Impacto da adoção do programa de controle e prevenção da mastite na redução da contagem de células somáticas.

 

Guilherme Nunes de Souza, José Renaldi F. Brito,
Cristiano G. de Faria, Luciano C. D. de Moraes
Embrapa Gado de Leite, Juiz de Fora, MG

          

           O grande avanço no controle e prevenção da mastite ocorreu na década de 60 do século passado em conseqüência da introdução do plano que ficou conhecido como o “plano dos cinco pontos”. O plano visa principalmente reduzir o número de novas infecções, eliminar infecções já estabelecidas e diminuir a duração das infecções por meio de terapias com antibiótico e descarte de animais.

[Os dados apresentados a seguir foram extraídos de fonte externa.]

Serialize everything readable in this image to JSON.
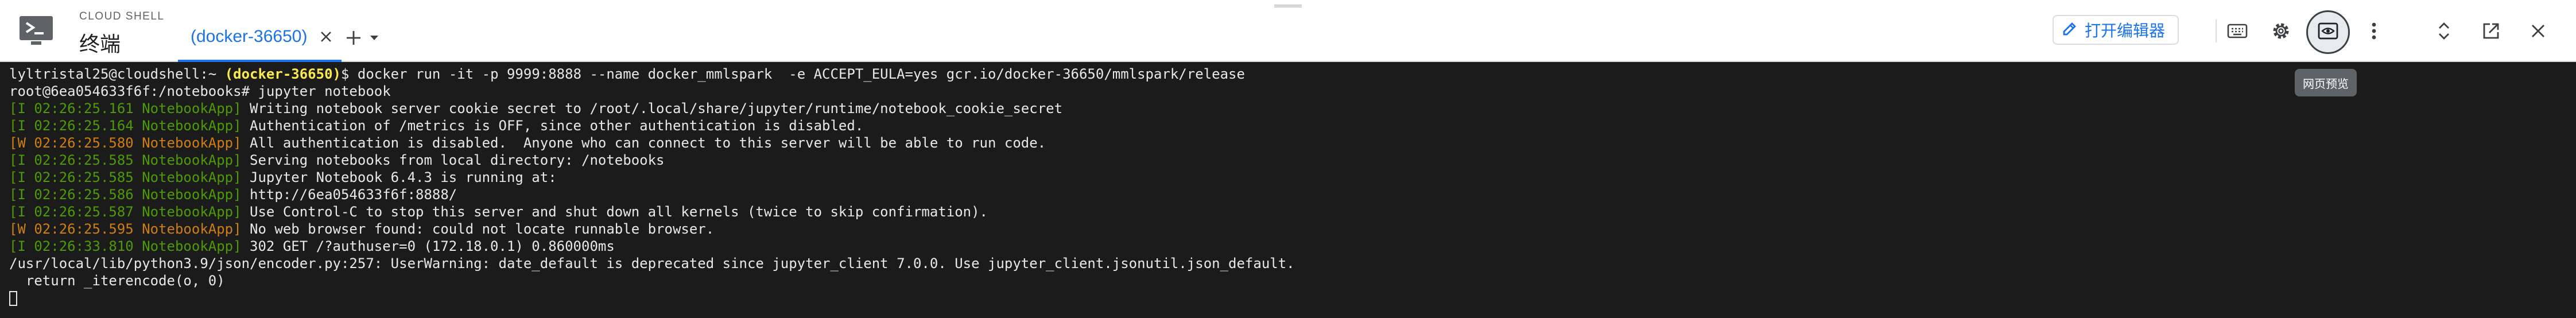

O foco foi dado na rápida identificação e tratamento dos casos clínicos, terapia da vaca seca em todos os animais, desinfecção dos tetos após a ordenha, descarte de animais cronicamente infectados e manutenção adequada do equipamento de ordenha. Um dos componentes do "plano dos cinco pontos" que mais influencia na redução de novas infecções é a terapia durante a lactação e/ou tratamento da vaca seca, podendo reduzir o risco de novas infecções intramamárias em até 50%. Manutenção da integridade da pele e extremidade dos tetos é parte de qualquer programa de controle da mastite pois foi verificado aumento na incidência de mastite em razão do funcionamento inadequado do equipamento de ordenha.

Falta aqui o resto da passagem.